「ヤコブの神・ユダの神」

 クリスチャンといえば、ふつう <真面目で道徳的>というお堅いイメージがつきまといます。 日本では長らくキリスト教は福音の内容は脇に置いたままキリスト教イコール<禁酒・禁煙> なるイメージが社会に定着したきらいがあります。聖書における信仰者の原点はアブラハムです。 神は<アブラハムの神、イサクの神、ヤコブの神>と言われます。 この3人の中で日本的な<真面目で道徳的な>信仰者像から最も遠いのはヤコブです。 ヤコブは兄エソウが狩猟好きで、狩りから帰ったときに空腹であることを狙い、 レンズマメの煮物をもって、長子の特権を譲らせるのです。 さらにヤコブは父イサクが高齢で、眼が不自由であることにつけこんで、 兄エソウになりすまし、父による祝福の特権すら奪い取ります。 これらは財産と共に、宗教的祝福の権利すら兄をも奪うものでした。 無論これらを軽んじたエサウに問題がなかったわけではないでしょう。 しかし計画的、意図的にこれらを強奪したヤコブのやり方には狡猾、陰険であって、 後に神からイスラエルと改名させられ、神が<アブラハムの神、イサクの神、ヤコブの神> と呼ばれるのはヤコブへの神の過剰な肩入れとさえ見えます。

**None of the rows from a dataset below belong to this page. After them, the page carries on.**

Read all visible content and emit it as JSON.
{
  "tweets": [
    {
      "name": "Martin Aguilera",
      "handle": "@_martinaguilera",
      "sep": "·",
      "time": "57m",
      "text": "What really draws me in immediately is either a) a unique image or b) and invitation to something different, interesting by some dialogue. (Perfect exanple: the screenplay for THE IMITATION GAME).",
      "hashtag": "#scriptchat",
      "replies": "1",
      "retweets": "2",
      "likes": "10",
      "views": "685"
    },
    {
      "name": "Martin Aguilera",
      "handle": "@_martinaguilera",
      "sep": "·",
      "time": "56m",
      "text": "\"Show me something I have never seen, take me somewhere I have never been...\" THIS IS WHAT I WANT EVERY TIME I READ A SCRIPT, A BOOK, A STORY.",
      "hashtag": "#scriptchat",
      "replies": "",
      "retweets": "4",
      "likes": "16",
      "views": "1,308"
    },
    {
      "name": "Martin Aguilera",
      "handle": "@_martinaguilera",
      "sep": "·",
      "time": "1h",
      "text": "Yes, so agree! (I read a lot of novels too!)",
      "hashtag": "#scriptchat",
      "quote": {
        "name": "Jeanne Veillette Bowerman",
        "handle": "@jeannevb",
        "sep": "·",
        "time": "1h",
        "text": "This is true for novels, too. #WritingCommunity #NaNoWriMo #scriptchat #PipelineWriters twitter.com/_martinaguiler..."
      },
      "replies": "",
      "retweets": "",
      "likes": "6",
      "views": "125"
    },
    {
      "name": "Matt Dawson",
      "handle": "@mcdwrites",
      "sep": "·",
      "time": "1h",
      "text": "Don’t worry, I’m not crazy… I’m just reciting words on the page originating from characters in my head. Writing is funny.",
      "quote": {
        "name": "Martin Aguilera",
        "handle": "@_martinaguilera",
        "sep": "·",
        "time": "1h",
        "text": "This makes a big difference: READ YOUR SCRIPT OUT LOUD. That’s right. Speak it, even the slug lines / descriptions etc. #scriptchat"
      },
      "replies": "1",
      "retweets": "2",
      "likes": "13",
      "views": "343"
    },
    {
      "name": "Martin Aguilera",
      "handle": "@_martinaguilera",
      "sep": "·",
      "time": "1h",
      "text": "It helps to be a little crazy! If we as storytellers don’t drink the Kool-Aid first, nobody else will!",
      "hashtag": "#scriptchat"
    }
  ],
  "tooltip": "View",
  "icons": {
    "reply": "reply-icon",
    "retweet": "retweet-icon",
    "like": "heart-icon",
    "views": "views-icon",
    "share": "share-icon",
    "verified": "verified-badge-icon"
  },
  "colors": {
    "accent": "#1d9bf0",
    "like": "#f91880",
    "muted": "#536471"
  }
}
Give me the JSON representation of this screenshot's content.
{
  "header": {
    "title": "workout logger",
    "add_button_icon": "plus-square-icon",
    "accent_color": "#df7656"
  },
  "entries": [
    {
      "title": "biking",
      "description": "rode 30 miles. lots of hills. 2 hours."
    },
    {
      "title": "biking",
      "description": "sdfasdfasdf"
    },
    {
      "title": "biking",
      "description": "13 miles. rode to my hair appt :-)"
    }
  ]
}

 ヤコブはやがて長じて父親になります。ヤコブ家は破れに満ちた家庭です。 ヤコブは愛する妻ラケルには誠実を貫き、彼女を通してヨセフとベニヤミンという二人の子どもをもうけますが、 ほかに4人の女性から10人の男の子と一人の娘も生まれます。 ヤコブ家は異なる5人の女性から生まれた子ども達が複雑に絡まりあう家庭なのです。 母親が違う子供たちは、互いに仲が悪く、父親が優先的に愛する末のヨセフはねたまれ、 ついにはそれは、ヨセフ殺害までが決定されます。 けれど、ただ殺すより金に換えるほうがよいとして、イシュマエル人のキャラバンに売ろうと画策します。 けれど手はずが整わないうちに、ヨセフはミディアン人の手に渡り、 銀20枚でイシュマエル人の手に渡され、エジプトに奴隷として売られてしまうのです。

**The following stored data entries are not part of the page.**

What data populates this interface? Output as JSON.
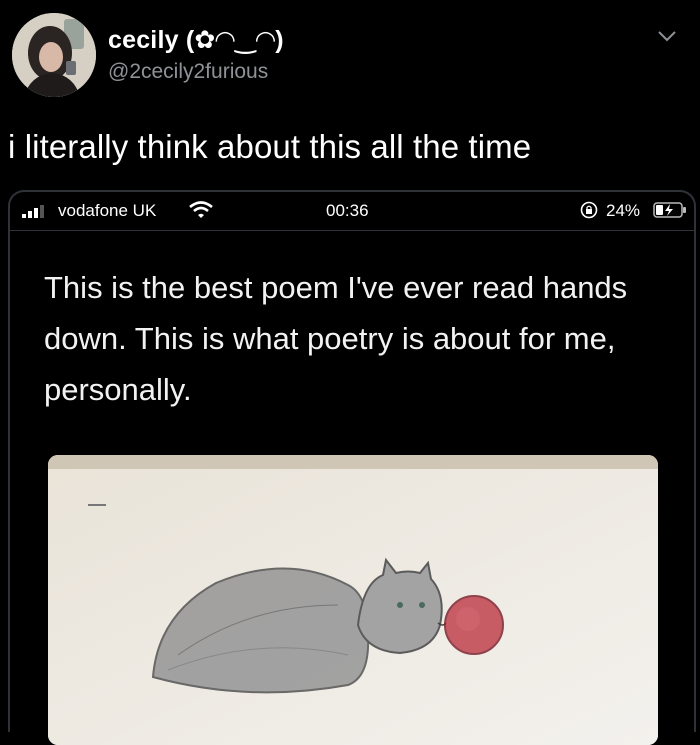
{
  "tweet": {
    "display_name": "cecily (✿◠‿◠)",
    "handle": "@2cecily2furious",
    "text": "i literally think about this all the time"
  },
  "screenshot": {
    "status_bar": {
      "carrier": "vodafone UK",
      "time": "00:36",
      "battery": "24%"
    },
    "post_text": "This is the best poem I've ever read hands down. This is what poetry is about for me, personally."
  },
  "icons": {
    "chevron": "chevron-down-icon",
    "signal": "signal-bars-icon",
    "wifi": "wifi-icon",
    "orientation_lock": "orientation-lock-icon",
    "battery": "battery-charging-icon"
  },
  "drawing": {
    "subject": "pencil drawing of a grey cat with a red ball"
  },
  "colors": {
    "background": "#000000",
    "handle": "#8e9297",
    "border": "#2f3236",
    "paper": "#efece6",
    "ball": "#c2434f"
  }
}
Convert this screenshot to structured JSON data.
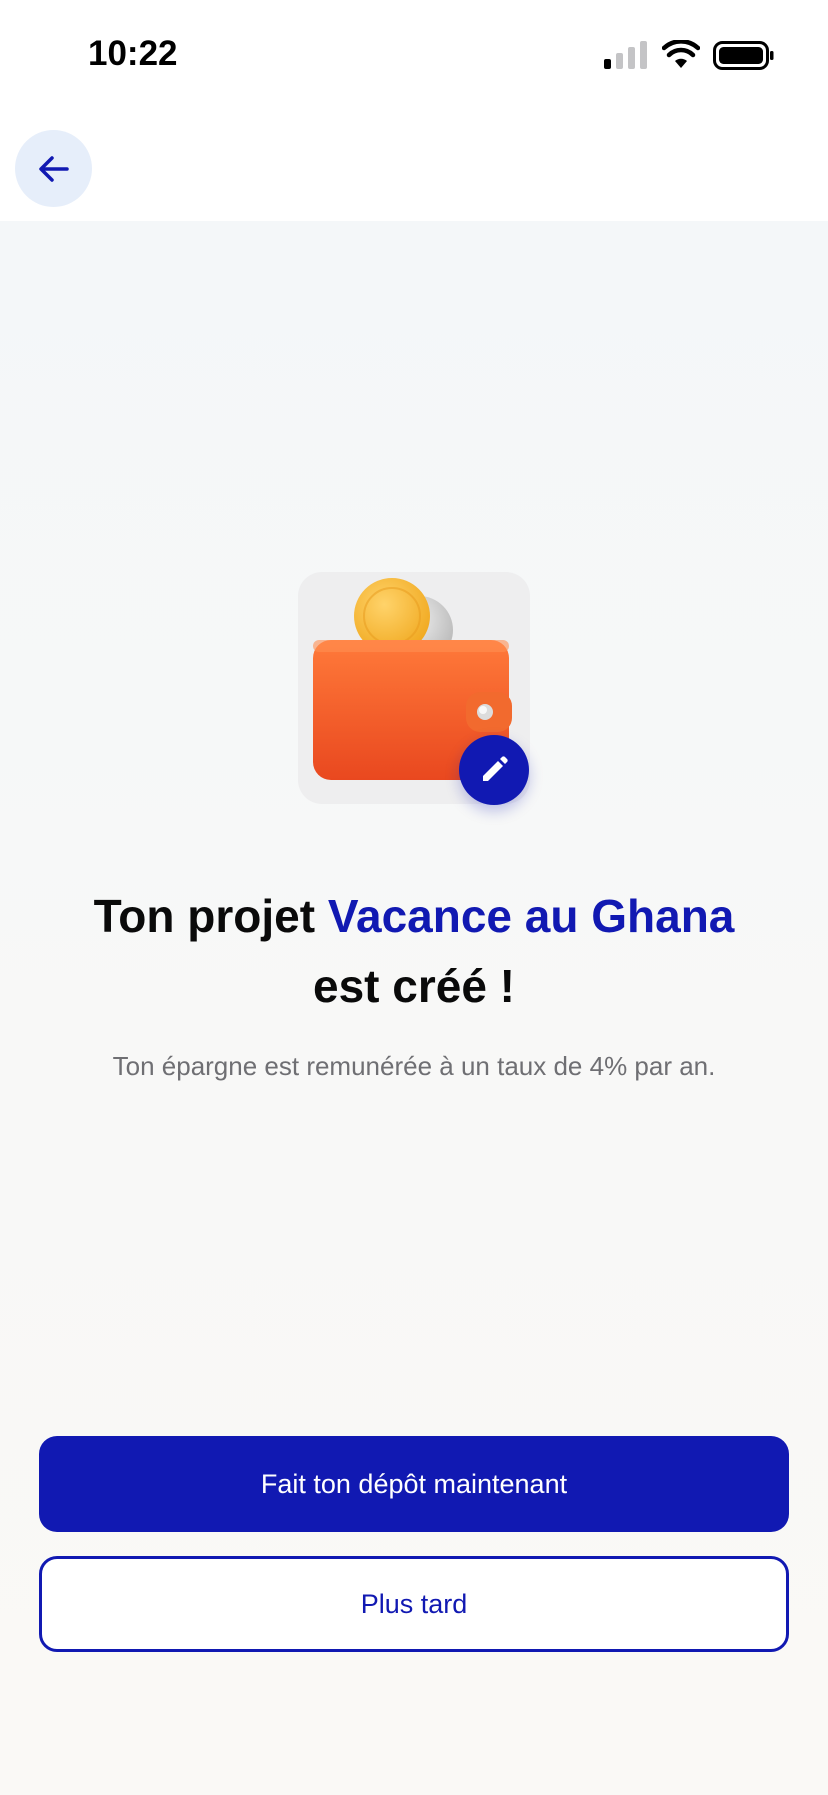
{
  "status_bar": {
    "time": "10:22",
    "icons": [
      "cellular-signal-icon",
      "wifi-icon",
      "battery-icon"
    ]
  },
  "header": {
    "back_icon": "arrow-left-icon"
  },
  "illustration": {
    "image": "wallet-with-coins-icon",
    "edit_icon": "pencil-icon"
  },
  "title": {
    "prefix": "Ton projet ",
    "project_name": "Vacance au Ghana",
    "suffix": "est créé !"
  },
  "subtitle": "Ton épargne est remunérée à un taux de 4% par an.",
  "buttons": {
    "primary_label": "Fait ton dépôt maintenant",
    "secondary_label": "Plus tard"
  },
  "colors": {
    "accent": "#1119b2",
    "back_button_bg": "#e6eefa",
    "wallet": "#f05a24",
    "coin": "#f7b733"
  }
}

 兄弟が兄弟を殺そうとしたり、奴隷商人に売り渡そうとする。その原因は父ヤコブにありました。 ヤコブがヨセフを偏愛したからです。 さらにヨセフの兄の一人ユダは、路傍に立つ娼婦を相手にすることは日常のことであったようです。 これを知っていた息子の嫁タマルは、子どもを残すことなく早世した夫に代わって、 しゅうとから子供を得ようとして、路上の娼婦に身をやつして、しゅうとのユダに近づき子を得るのです。 新約聖書の冒頭マタイ福音書の系図に「ユダはタマルによってペレツとゼラを」(マタイ1:3)はそのことを伝えています。 これが選民の祖先の現実であり、イスラエルと改名された父親の真の姿でした。

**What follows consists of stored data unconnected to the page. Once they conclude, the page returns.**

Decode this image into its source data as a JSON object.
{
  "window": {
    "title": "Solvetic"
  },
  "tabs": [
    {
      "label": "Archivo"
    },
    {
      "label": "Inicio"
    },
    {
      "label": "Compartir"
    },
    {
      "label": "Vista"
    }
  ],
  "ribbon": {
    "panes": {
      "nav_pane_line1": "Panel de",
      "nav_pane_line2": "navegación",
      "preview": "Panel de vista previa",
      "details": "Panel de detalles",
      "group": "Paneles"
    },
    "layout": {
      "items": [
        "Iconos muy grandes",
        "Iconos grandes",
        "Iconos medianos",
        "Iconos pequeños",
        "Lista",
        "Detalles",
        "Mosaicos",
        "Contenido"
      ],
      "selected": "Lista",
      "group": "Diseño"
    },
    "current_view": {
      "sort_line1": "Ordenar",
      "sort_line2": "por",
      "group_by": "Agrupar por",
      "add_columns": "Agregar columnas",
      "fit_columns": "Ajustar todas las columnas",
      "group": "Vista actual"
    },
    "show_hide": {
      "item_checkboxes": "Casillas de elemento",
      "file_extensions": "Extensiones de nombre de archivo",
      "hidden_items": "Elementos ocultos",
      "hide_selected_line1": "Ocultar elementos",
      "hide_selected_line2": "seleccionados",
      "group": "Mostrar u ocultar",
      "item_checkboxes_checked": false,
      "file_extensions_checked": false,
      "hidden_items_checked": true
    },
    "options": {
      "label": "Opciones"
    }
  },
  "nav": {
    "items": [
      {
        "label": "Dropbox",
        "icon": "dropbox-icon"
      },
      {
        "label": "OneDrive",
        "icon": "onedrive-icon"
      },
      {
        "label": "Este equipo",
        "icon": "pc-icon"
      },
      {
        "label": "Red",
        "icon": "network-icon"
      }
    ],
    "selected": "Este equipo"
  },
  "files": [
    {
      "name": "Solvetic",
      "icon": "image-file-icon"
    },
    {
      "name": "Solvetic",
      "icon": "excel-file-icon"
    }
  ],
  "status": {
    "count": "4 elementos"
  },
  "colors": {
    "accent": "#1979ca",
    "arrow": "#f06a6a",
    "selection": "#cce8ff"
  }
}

 これ以上落ちようもないほどの闇を抱えた家庭の中で、ヤコブが選ばれたのは何故かといえば、 彼は神の祝福がほしかったのです。 兄を騙してでも、奪い取ってでも、天使を打ち負かしてでも、神の祝福がほしかった。 ヤコブが求めたのは究極的に<財産>でも<地位>でもなかったのです。 ヤコブにとってはこれなしには到底生きていくことが出来ないと受け止めたからでしょう。 ヤコブには神の祝福を求める資格など、一切なかった。 神の祝福をいただいて、少しは他者のことを考えるようになったとも思えません。相変わらずエゴです。 でも神は神の祝福を求める人がどういう状態なのか?とか、今後どう変わりうるか?などは、問わないのです。 祝福を求める人には、その祝福を無限に注ぎつくすのです。 ヤコブ家の底知れない道徳的倫理的崩壊は、エジプトに売られたヨセフによってもたらされます。 しかもあれほどの非道な仕打ちと奴隷にまで身を落とした労苦を、 復讐によってではなく、許しによってヨセフはもたらします。 そしてその力は、信仰的動機によるものではあるでしょうが、 父ヤコブと母ラケルに徹底的に愛された幼い頃の幼児体験が基礎にあることをわたしは信じたいのです。

 破れや破綻のない人生などありません。失敗のない子育てもないでしょう。 自己中心的でない人間もいませんし、心の弱さを蔵さない人生もありません。 神の祝福。これさえいただければ、人生に救いは現れるのです。 あのユダが、イエスキリストの祖先になった。神の大きな心。これに極まります。